During the election campaign, the Premier often talked about how well New Brunswick faired, economically speaking, during the pandemic. However, once elected he changed his tune and has stated there’s no money for public sector employees who have been without contracts for more than a year.
He’s asking for wage freezes and economic increases well below the rate of inflation for bargaining employees. He’s arguing that we all have to do our part to get New Brunswick back on track.
First, this is a tough sell after public sector workers did so much during the pandemic, risking their health and safety, to keep the province operating.
Second, the Premier isn’t asking this of all New Brunswickers, just workers. He’s not asking large corporations to make slightly less profits for the good of everyone or cancelling tax breaks that have been in place for decades but were pitched at the time as a short-term solution.

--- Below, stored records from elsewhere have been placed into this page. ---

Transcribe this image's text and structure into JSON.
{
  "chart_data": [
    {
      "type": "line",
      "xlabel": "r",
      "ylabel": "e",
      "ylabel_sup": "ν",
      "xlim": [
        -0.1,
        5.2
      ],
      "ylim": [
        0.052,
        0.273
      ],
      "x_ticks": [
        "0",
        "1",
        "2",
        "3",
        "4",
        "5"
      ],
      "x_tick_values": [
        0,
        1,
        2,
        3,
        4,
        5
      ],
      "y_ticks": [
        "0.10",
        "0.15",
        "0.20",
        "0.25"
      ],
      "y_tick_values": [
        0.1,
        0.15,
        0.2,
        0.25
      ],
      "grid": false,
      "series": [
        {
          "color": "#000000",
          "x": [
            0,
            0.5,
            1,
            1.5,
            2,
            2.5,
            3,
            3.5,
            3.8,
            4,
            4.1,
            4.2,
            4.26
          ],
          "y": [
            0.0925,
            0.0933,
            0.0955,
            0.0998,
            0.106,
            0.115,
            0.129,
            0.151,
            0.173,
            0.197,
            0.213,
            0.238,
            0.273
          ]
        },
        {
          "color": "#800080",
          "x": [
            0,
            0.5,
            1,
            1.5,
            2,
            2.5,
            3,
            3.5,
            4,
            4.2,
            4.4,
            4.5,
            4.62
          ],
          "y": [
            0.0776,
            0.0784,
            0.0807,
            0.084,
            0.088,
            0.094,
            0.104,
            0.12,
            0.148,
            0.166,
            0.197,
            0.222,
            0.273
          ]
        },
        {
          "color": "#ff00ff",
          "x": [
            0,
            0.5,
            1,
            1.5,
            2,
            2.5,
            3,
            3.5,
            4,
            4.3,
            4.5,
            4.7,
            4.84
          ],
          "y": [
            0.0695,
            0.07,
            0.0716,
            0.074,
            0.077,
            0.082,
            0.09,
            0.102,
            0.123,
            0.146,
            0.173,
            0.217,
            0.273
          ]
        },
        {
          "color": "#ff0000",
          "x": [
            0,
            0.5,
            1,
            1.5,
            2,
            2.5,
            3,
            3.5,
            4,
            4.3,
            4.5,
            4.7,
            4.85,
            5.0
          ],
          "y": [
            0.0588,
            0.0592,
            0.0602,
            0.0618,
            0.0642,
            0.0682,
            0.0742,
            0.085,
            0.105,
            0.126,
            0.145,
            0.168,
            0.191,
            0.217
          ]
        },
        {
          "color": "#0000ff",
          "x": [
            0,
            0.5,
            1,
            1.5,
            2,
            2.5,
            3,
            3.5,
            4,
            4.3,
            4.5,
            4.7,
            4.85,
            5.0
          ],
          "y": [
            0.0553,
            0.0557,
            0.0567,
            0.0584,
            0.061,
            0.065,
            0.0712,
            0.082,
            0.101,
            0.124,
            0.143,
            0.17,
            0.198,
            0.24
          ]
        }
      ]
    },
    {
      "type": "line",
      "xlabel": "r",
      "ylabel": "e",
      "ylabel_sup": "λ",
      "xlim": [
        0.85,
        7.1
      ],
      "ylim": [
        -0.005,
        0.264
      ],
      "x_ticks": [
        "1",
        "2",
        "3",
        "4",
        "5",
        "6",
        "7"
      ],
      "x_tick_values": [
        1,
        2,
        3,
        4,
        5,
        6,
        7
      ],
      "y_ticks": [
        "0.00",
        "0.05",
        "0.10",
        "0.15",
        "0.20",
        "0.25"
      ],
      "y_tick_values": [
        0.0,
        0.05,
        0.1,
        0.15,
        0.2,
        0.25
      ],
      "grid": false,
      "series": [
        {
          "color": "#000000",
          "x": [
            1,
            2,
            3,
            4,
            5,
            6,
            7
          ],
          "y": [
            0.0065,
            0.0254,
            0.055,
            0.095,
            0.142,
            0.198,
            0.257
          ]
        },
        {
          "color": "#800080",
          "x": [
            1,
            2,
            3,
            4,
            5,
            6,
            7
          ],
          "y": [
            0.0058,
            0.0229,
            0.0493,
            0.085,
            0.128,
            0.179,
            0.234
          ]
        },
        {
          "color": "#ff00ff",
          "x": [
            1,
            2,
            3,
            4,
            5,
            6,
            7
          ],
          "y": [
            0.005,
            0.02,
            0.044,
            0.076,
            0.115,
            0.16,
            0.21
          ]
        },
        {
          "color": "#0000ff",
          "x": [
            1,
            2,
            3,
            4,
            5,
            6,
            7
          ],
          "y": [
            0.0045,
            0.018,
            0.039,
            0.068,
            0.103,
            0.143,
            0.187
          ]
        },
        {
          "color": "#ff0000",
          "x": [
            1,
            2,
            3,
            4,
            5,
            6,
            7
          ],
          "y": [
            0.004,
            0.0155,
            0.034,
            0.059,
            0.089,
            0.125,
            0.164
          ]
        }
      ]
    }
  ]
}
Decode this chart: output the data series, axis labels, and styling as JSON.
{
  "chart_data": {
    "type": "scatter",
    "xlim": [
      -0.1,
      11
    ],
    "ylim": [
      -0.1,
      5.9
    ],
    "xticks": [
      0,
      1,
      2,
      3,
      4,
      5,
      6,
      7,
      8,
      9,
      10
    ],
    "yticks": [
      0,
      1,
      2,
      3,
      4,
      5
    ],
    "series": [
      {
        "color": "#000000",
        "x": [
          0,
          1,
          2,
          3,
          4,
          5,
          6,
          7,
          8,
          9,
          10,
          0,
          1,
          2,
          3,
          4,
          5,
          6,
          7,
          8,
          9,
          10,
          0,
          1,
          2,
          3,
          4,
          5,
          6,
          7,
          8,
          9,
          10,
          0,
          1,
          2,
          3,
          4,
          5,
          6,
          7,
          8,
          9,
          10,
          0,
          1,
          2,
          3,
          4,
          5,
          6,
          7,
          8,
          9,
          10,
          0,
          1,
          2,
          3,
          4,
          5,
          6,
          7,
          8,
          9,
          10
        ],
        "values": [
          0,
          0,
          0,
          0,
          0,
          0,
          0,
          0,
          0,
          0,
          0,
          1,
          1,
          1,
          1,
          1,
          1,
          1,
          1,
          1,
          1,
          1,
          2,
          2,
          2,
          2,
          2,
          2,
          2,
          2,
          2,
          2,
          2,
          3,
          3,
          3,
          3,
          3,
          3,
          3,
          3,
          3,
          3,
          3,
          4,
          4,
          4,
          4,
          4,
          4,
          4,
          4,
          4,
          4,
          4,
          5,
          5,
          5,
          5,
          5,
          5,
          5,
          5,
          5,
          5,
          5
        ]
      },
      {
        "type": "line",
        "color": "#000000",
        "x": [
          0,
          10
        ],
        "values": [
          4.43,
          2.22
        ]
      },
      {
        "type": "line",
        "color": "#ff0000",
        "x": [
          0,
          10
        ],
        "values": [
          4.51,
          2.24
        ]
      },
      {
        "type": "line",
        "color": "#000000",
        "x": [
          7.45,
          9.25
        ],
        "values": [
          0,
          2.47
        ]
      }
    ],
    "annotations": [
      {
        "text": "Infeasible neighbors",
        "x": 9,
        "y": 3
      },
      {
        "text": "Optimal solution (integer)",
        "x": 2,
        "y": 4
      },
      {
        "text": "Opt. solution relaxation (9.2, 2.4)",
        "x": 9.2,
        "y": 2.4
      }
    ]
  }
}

No, he’s only asking average New Brunswickers to sacrifice.
The Premier could bolster the province’s coffers by increasing royalty rates on timber cut on Crown land. Profits are soaring for lumber companies during the pandemic. According to Statistics Canada, the value of production of treated and untreated lumber in the province dating back to last August is more than $1 billion. That is almost a half billion dollars more than the same time frame one year earlier.
However, unlike other provinces which have royalty rates tied to market prices, New Brunswick refuses to increase the rates despite the economic windfall it would produce.
The reasoning for this from Natural Resources and Energy Development Minister Mike Holland was the province keeps a steady rate and doesn’t drop it when times are tough. This was proven false as the province has dropped the rate on multiple occasions.
Make no mistake, while an increase in the rate would affect the profit margin of the large corporations which cut on Crown land, those companies would still be making hefty profits.
Another example of austerity and belt-tightening only being placed on the average New Brunswicker is when the Premier gave $20 million to ARC Clean Energy. The company is trying to develop small nuclear reactors. Given the province’s spotty history investing in different energy projects from Orimulsion to the more recent Joi Scientific fiasco, you’d think politicians would be wary.
However, the money was handed over to hep the company and the Premier said it will, “unlock significant private-sector investment.”
Giving taxpayer money to a corporation in the middle of a pandemic to help it get more investors doesn’t seem like the type of move a government would make that claims to have no capital to invest in public services.
On one hand the Premier states his leadership has helped us through the pandemic landing the province in an enviable position financially. On the other hand, he says we can’t afford to pay front-line workers more or invest significantly to improve services.
What the Premier has done is make a choice. He’s choosing not to find other sources of revenue while asking those who have made significant sacrifices to make more.
However, if he truly wanted to make investment for the province and its people, it would be the public sector. Statistics Canada numbers show education, health and social services top the list when it comes to jobs created per money invested. In fact, those services more than double the return on investment compared to other sectors such as oil and gas and infrastructure.
The sound investment for the short and long-term is public sector and those who deliver the much-needed services.
The Premier has often said he wants to be someone who does politics differently. So far, it’s been the status quo. The facts are there, the return on investment is clear, let’s hope he can look at things differently for the sake of our province.